Today I received an email and I thought since I'm out of ideas I would post it here for your enjoyment and education.
When baseball greats
Babe Ruth and Lou Gehrig went on tour in baseball-crazy Japan in 1934, some fans wondered why a third-string catcher
named Moe Berg was included. Although he played with five major-league teams
from 1923 to 1939, he was a very mediocre ball player. But Moe was regarded as
the brainiest ballplayer of all time. In fact Casey Stengel once said: "That is the strangest man ever to
play baseball.
When all the baseball
stars went to Japan, Moe Berg went with them
and many people wondered
why he went with "the team" . . .
The answer was simple:
Moe Berg was a United States spy, working undercover with the Office of
Strategic Services (predecessor of today's CIA).
Moe spoke 15 languages
- including Japanese. And he had two loves: baseball and
spying.
In
Tokyo, garbed in a kimono, Berg took flowers to the daughter of an American
diplomat being treated in St. Luke's Hospital - the tallest building in the
Japanese capital.
He never delivered the
flowers. The ball-player ascended to the hospital roof and filmed key
features: the harbor, military installations, railway yards, etc.
Eight
years later, General Jimmy Doolittle studied Berg's films in planning his
spectacular raid on Tokyo..
His father disapproved
and never once watched his son play. In Barringer High School, Moe learned Latin, Greek and French. Moe read at least 10
newspapers everyday.
He graduated magna cum
laude from Princeton - having added Spanish, Italian,
German and Sanskrit to his linguistic quiver. During further studies at the Sorbonne, in Paris , and Columbia Law School, he picked up
Japanese, Chinese, Korean, Indian, Arabic, Portuguese and Hungarian - 15
languages in all, plus some regional dialects.
While
playing baseball for Princeton University, Moe Berg would describe plays in
Latin or Sanskrit.
Tito's partisans
During World War II,
Moe was parachuted into Yugoslavia to assess the value to
the war effort of the two groups of partisans there. He reported back that Marshall Tito's forces were widely supported by the people and
Winston Churchill ordered all-out support for the Yugoslav
underground fighter, rather than Mihajlovic's Serbians.
The parachute jump at
age 41 undoubtedly was a challenge. But there was more to come
in that same year. Berg penetrated German-held Norway , met with members of the underground and located a secret heavy-water plant - part of the
Nazis' effort to build an atomic bomb.
His information guided
the Royal Air Force in a bombing raid to destroy that plant.
There still remained
the question of how far had the Nazis progressed in the race to build
the first Atomic bomb. If the Nazis were successful, they would win the war.

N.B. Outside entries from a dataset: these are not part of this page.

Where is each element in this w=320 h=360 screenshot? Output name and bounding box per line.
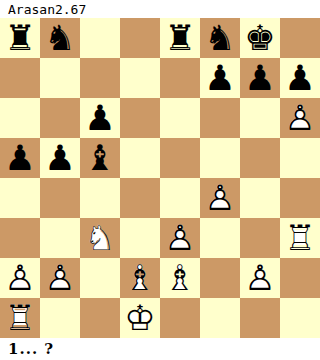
- square-e4[interactable]: [160, 178, 200, 218]
- square-f3[interactable]: [200, 218, 240, 258]
- square-f1[interactable]: [200, 298, 240, 338]
- black-bishop-icon: ♝: [80, 138, 120, 178]
- white-bishop-outline-icon: ♗: [160, 258, 200, 298]
- square-c6[interactable]: ♟: [80, 98, 120, 138]
- square-e8[interactable]: ♜: [160, 18, 200, 58]
- engine-title: Arasan2.67: [8, 2, 86, 17]
- square-f7[interactable]: ♟: [200, 58, 240, 98]
- square-a7[interactable]: [0, 58, 40, 98]
- white-bishop-outline-icon: ♗: [120, 258, 160, 298]
- white-pawn-outline-icon: ♙: [0, 258, 40, 298]
- square-g7[interactable]: ♟: [240, 58, 280, 98]
- square-h8[interactable]: [280, 18, 320, 58]
- square-c5[interactable]: ♝: [80, 138, 120, 178]
- white-king-icon: ♚: [120, 298, 160, 338]
- square-d1[interactable]: ♚♔: [120, 298, 160, 338]
- square-c4[interactable]: [80, 178, 120, 218]
- square-f5[interactable]: [200, 138, 240, 178]
- square-h3[interactable]: ♜♖: [280, 218, 320, 258]
- square-g1[interactable]: [240, 298, 280, 338]
- square-a3[interactable]: [0, 218, 40, 258]
- square-a1[interactable]: ♜♖: [0, 298, 40, 338]
- white-pawn-icon: ♟: [160, 218, 200, 258]
- square-c2[interactable]: [80, 258, 120, 298]
- black-pawn-icon: ♟: [280, 58, 320, 98]
- square-d8[interactable]: [120, 18, 160, 58]
- white-rook-icon: ♜: [0, 298, 40, 338]
- square-e5[interactable]: [160, 138, 200, 178]
- square-b5[interactable]: ♟: [40, 138, 80, 178]
- square-h2[interactable]: [280, 258, 320, 298]
- white-pawn-outline-icon: ♙: [280, 98, 320, 138]
- black-king-icon: ♚: [240, 18, 280, 58]
- square-f2[interactable]: [200, 258, 240, 298]
- square-a5[interactable]: ♟: [0, 138, 40, 178]
- square-g4[interactable]: [240, 178, 280, 218]
- square-h6[interactable]: ♟♙: [280, 98, 320, 138]
- square-f6[interactable]: [200, 98, 240, 138]
- white-pawn-outline-icon: ♙: [40, 258, 80, 298]
- square-f4[interactable]: ♟♙: [200, 178, 240, 218]
- white-knight-icon: ♞: [80, 218, 120, 258]
- square-d4[interactable]: [120, 178, 160, 218]
- black-pawn-icon: ♟: [80, 98, 120, 138]
- square-d7[interactable]: [120, 58, 160, 98]
- white-pawn-icon: ♟: [40, 258, 80, 298]
- square-b8[interactable]: ♞: [40, 18, 80, 58]
- square-b1[interactable]: [40, 298, 80, 338]
- white-pawn-outline-icon: ♙: [240, 258, 280, 298]
- square-d5[interactable]: [120, 138, 160, 178]
- white-pawn-icon: ♟: [200, 178, 240, 218]
- move-prompt: 1... ?: [8, 340, 54, 358]
- square-g3[interactable]: [240, 218, 280, 258]
- white-knight-outline-icon: ♘: [80, 218, 120, 258]
- white-pawn-icon: ♟: [240, 258, 280, 298]
- square-e7[interactable]: [160, 58, 200, 98]
- white-rook-outline-icon: ♖: [0, 298, 40, 338]
- square-d3[interactable]: [120, 218, 160, 258]
- black-rook-icon: ♜: [160, 18, 200, 58]
- square-b3[interactable]: [40, 218, 80, 258]
- square-g2[interactable]: ♟♙: [240, 258, 280, 298]
- square-h7[interactable]: ♟: [280, 58, 320, 98]
- black-pawn-icon: ♟: [200, 58, 240, 98]
- square-a8[interactable]: ♜: [0, 18, 40, 58]
- chess-board: ♜♞♜♞♚♟♟♟♟♟♙♟♟♝♟♙♞♘♟♙♜♖♟♙♟♙♝♗♝♗♟♙♜♖♚♔: [0, 18, 320, 338]
- white-pawn-icon: ♟: [0, 258, 40, 298]
- white-pawn-outline-icon: ♙: [160, 218, 200, 258]
- square-b7[interactable]: [40, 58, 80, 98]
- white-pawn-icon: ♟: [280, 98, 320, 138]
- white-bishop-icon: ♝: [160, 258, 200, 298]
- white-rook-outline-icon: ♖: [280, 218, 320, 258]
- square-d6[interactable]: [120, 98, 160, 138]
- black-pawn-icon: ♟: [0, 138, 40, 178]
- black-knight-icon: ♞: [200, 18, 240, 58]
- square-g6[interactable]: [240, 98, 280, 138]
- square-e3[interactable]: ♟♙: [160, 218, 200, 258]
- black-rook-icon: ♜: [0, 18, 40, 58]
- square-h1[interactable]: [280, 298, 320, 338]
- status-bar: 1... ?: [0, 338, 320, 360]
- white-rook-icon: ♜: [280, 218, 320, 258]
- white-pawn-outline-icon: ♙: [200, 178, 240, 218]
- square-g8[interactable]: ♚: [240, 18, 280, 58]
- square-e1[interactable]: [160, 298, 200, 338]
- square-b4[interactable]: [40, 178, 80, 218]
- square-c7[interactable]: [80, 58, 120, 98]
- square-h4[interactable]: [280, 178, 320, 218]
- square-g5[interactable]: [240, 138, 280, 178]
- square-d2[interactable]: ♝♗: [120, 258, 160, 298]
- black-pawn-icon: ♟: [40, 138, 80, 178]
- square-f8[interactable]: ♞: [200, 18, 240, 58]
- square-e2[interactable]: ♝♗: [160, 258, 200, 298]
- title-bar: Arasan2.67: [0, 0, 320, 18]
- white-bishop-icon: ♝: [120, 258, 160, 298]
- square-b2[interactable]: ♟♙: [40, 258, 80, 298]
- square-h5[interactable]: [280, 138, 320, 178]
- square-a2[interactable]: ♟♙: [0, 258, 40, 298]
- square-c8[interactable]: [80, 18, 120, 58]
- square-e6[interactable]: [160, 98, 200, 138]
- square-c3[interactable]: ♞♘: [80, 218, 120, 258]
- black-knight-icon: ♞: [40, 18, 80, 58]
- square-a4[interactable]: [0, 178, 40, 218]
- black-pawn-icon: ♟: [240, 58, 280, 98]
- square-c1[interactable]: [80, 298, 120, 338]
- square-b6[interactable]: [40, 98, 80, 138]
- square-a6[interactable]: [0, 98, 40, 138]
- white-king-outline-icon: ♔: [120, 298, 160, 338]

Berg (under the code name "Remus") was
sent to Switzerland to hear leading German physicist Werner Heisenberg, a Nobel Laureate, lecture and determine if the Nazis were close to
building an A-bomb. Moe managed to slip past the SS guards at the auditorium, posing as a Swiss graduate student. The spy
carried in his pocket a pistol and a cyanide pill.
If the German
indicated the Nazis were close to building a weapon, Berg was to
shoot him - and then swallow the cyanide pill. Moe, sitting in the front row,
determined that the Germans were nowhere near their goal,
so he complimented Heisenberg on his speech and walked him back to his hotel.
Moe Berg's report was distributed to Britain's Prime Minister Winston Churchill, President Franklin D. Roosevelt and key
figures in the team developing the Atomic Bomb. Roosevelt responded: "Give
my regards to the catcher."
Most of Germany's
leading physicists had been Jewish and had fled the Nazis mainly to Britain and
the United States. After the war, Moe Berg was awarded the Medal of Freedom -
America 's highest honor for a civilian in wartime. But
Berg refused to accept it because he couldn't tell people about his exploits.
After his death, his sister accepted the
Medal. It now hangs in the Baseball Hall of Fame, in Cooperstown
Moe Berg's baseball card is the only card on
display at the CIA Headquarters in Washington, DC.